The model also allows inconsistent visibility in the absence of synchronization. For example, it is possible to obtain a fresh value for one field of an object, but a stale value for another. Similarly, it is possible to read a fresh, updated value of a reference variable, but a stale value of one of the fields of the object now being referenced.
However, the rules do not require visibility failures across threads, they merely allow these failures to occur. This is one aspect of the fact that not using synchronization in multithreaded code doesn’t guarantee safety violations, it just allows them. On most current JVM implementations and platforms, even those employing multiple processors, detectable visibility failures rarely occur.

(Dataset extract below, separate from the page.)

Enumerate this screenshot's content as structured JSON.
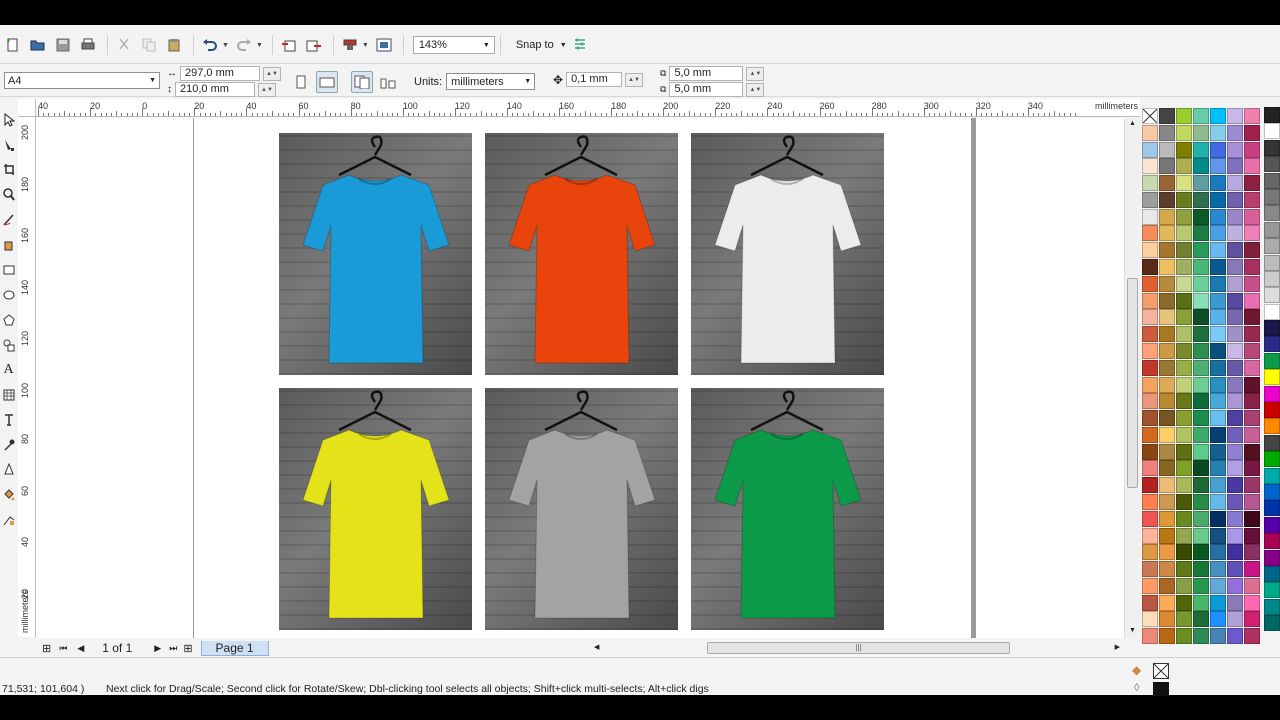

The use of common caches across threads sharing a CPU, the lack of aggressive compiler-based optimizations, and the presence of strong cache consistency hardware often cause values to act as if they propagate immediately among threads. This makes testing for freedom from visibility-based errors impractical, since such errors might occur extremely rarely, or only on platforms you do not have access to, or only on those that have not even been built yet. These same comments apply to multithreaded safety failures more generally. Concurrent programs that do not use synchronization fail for many reasons, including memory consistency problems.